Well, they gave me great customer service, replacing my iRiver iHP-120 (20 gig harddrive) for free after I accdentally fried it by my own fault.
I have a shelf above my desk, and I had a couple of adaptors plugged into a surge protector up there. One was for the iRiver, another was for my Nimih battery recharger. Like an idiot, I plugged the battery charger adaptor plug into the iRiver, and within a few seconds, I smelled burning. Realizing my mistake, I pulled it out, but it was to late. It was cooked. I emailed them and explained what happened, and asked if they had some reconditioned models I could purchase. Instead, they sent me a new one for free after I returned the damaged one.
A mini review: the controls aren't totally intuitive, but it is loaded with useful features, with none of the DRM crap on many other mp3 plays, like my solid state RIO for example. I don't know if the new ones are still like this, though. But it has way more features then an iPod. I wouldn't trade the iRiver for an iPod. The iPod is a crippled player compared to the iRiver.
cjsm
Amen, brother! hallelujah!! Dem Lord has um spoken.
No, your mistaken about cache architecture and benchmarks. The Windows Task Manager gives the amount of memory the the program running is using, it has nothing at all to do with the cache. I didn't even benchmark it on my 2100 Athlon XP with 256MB cache, that would have been irrelevant.
As you point out, the cache is only used for active processes, an inactive process is in main memory. And tspc181 runs from a command prompt, not an explorer window. When the reviewer ran this benchmark, there would have been no 20MB explorer window in the cache.

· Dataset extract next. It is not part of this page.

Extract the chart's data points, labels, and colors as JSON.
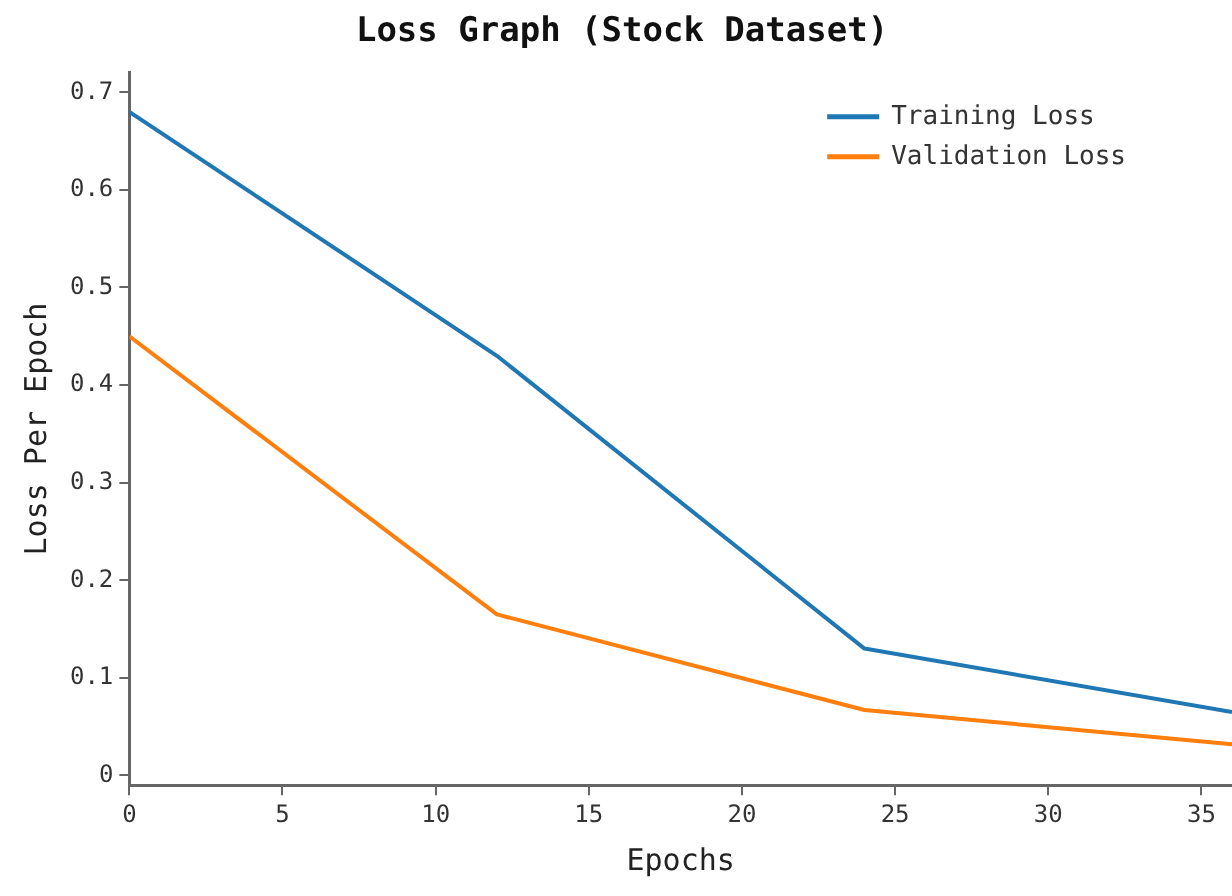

By the way, assuming your figures are correct, the 6% of image for 90% hit rate doesn't apply here. An image is linear in memory, and the cache controler knows what it will need next. Chess programs are very random access, and the hit rate would be nowhere near is good, thus having to go to main memory more often. And besides, even a 10% miss rate would be enough to hurt performance, over a program running all in cache.

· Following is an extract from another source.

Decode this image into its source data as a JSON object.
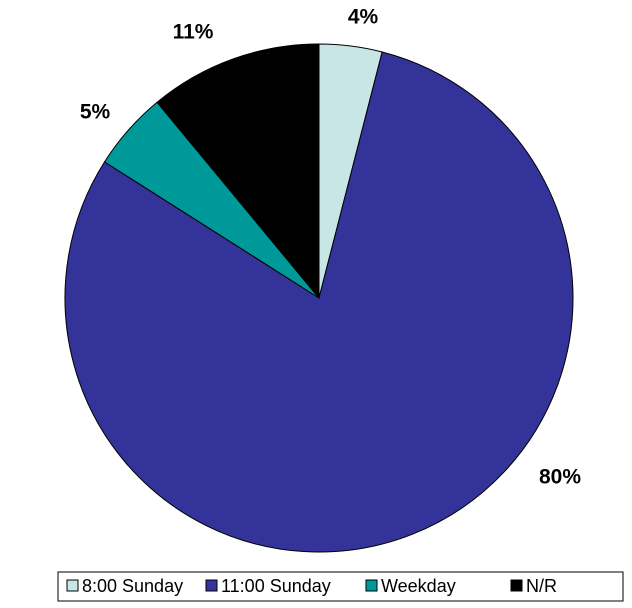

They could have tested a 1MB cache Athlon 64 against a 512 cache P4, and the Athlon would kick its ass all over the place in benchmarks like this, for example, in this benchmark.

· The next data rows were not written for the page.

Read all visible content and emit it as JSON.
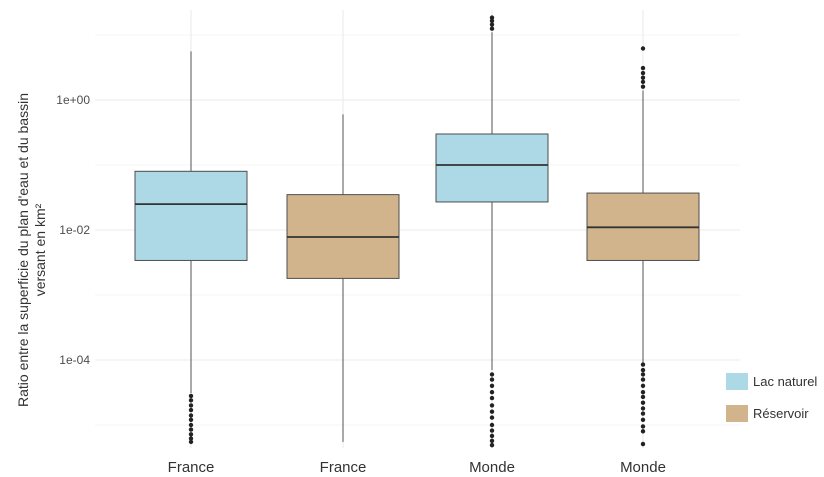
{
  "chart_data": {
    "type": "box",
    "ylabel_lines": [
      "Ratio entre la superficie du plan d'eau et du bassin",
      "versant en km²"
    ],
    "yscale": "log10",
    "ylim": [
      4.5e-06,
      25
    ],
    "yticks": [
      {
        "value": 1,
        "label": "1e+00"
      },
      {
        "value": 0.01,
        "label": "1e-02"
      },
      {
        "value": 0.0001,
        "label": "1e-04"
      }
    ],
    "categories": [
      "France",
      "France",
      "Monde",
      "Monde"
    ],
    "boxes": [
      {
        "category": "France",
        "group": "Lac naturel",
        "whisker_low": 3.1e-05,
        "q1": 0.0034,
        "median": 0.025,
        "q3": 0.08,
        "whisker_high": 5.6,
        "outliers": [
          2.8e-05,
          2.4e-05,
          2e-05,
          1.7e-05,
          1.4e-05,
          1.2e-05,
          1e-05,
          8.5e-06,
          7.2e-06,
          6.2e-06,
          5.5e-06
        ]
      },
      {
        "category": "France",
        "group": "Réservoir",
        "whisker_low": 5.5e-06,
        "q1": 0.0018,
        "median": 0.0078,
        "q3": 0.035,
        "whisker_high": 0.6,
        "outliers": []
      },
      {
        "category": "Monde",
        "group": "Lac naturel",
        "whisker_low": 7e-05,
        "q1": 0.027,
        "median": 0.1,
        "q3": 0.3,
        "whisker_high": 11,
        "outliers": [
          6e-05,
          5e-05,
          4e-05,
          3.2e-05,
          2.6e-05,
          2e-05,
          1.6e-05,
          1.3e-05,
          1e-05,
          8.2e-06,
          6.8e-06,
          5.7e-06,
          4.9e-06,
          12.5,
          14.5,
          16.5,
          18.5
        ]
      },
      {
        "category": "Monde",
        "group": "Réservoir",
        "whisker_low": 9e-05,
        "q1": 0.0034,
        "median": 0.011,
        "q3": 0.037,
        "whisker_high": 1.4,
        "outliers": [
          8.5e-05,
          7e-05,
          6e-05,
          5e-05,
          4e-05,
          3.2e-05,
          2.7e-05,
          2.2e-05,
          1.8e-05,
          1.5e-05,
          1.2e-05,
          9.5e-06,
          8e-06,
          5.1e-06,
          1.6,
          1.9,
          2.2,
          2.6,
          3.1,
          6.2
        ]
      }
    ],
    "legend": [
      {
        "label": "Lac naturel",
        "color": "#add8e6"
      },
      {
        "label": "Réservoir",
        "color": "#d2b48c"
      }
    ],
    "legend_position": "right",
    "grid": true
  },
  "colors": {
    "lac_naturel": "#add8e6",
    "reservoir": "#d2b48c",
    "box_border": "#4d4d4d",
    "gridline": "#ebebeb"
  }
}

You choose a cache size that runs the application well.
Sure, you pick a cache which will run the program well, but programs which fit totally in cache are rare in the real world. That makes benchmarks like these irrevelvant for real world use.
How do you explain many of the athlons in the past few years that have edged out P4s with higher cache sizes...?
Well, the programs becnhmarked probably didn't fit into the cache of the P4, despite being bigger. If they did fit, but not in the Athlon's, the P4 would probably win. But Athlon's are a less affected by cache misses then the P4 architecure, because of the stalls caused by the P4's long pipeline with a cache miss.
This review is BS. Any running program which would not fit into the Athlon 64's 512KB cache but fit into the Xeon's 1MB cache would have much better performance. Case in point, I downloaded the Windows version of the tspc181 chess program used in the article, and it showed 644KB memory usage in Task Manager. This would explain the much better score of the Xeon, as the Athlon 64 would have to be constantly swapping with main memory while the Xeon ran from the cache. Any test like this will significantly skewer the results. A fairer comparision would be a 1 MB cache Opteron or FX vs the 1MB cache Xeon.
As almost any tech reviewer would have been aware of this, one can only wonder if some money changed hands, as this article seems to be intentionally slanted to make the Xeon look better then the Athlon 64. Also synthetic benchmarks in general tend to be very unreliable, and sometimes worthless, often slanted in design to favor one CPU or another, usually Intels, since they have the most money to throw around.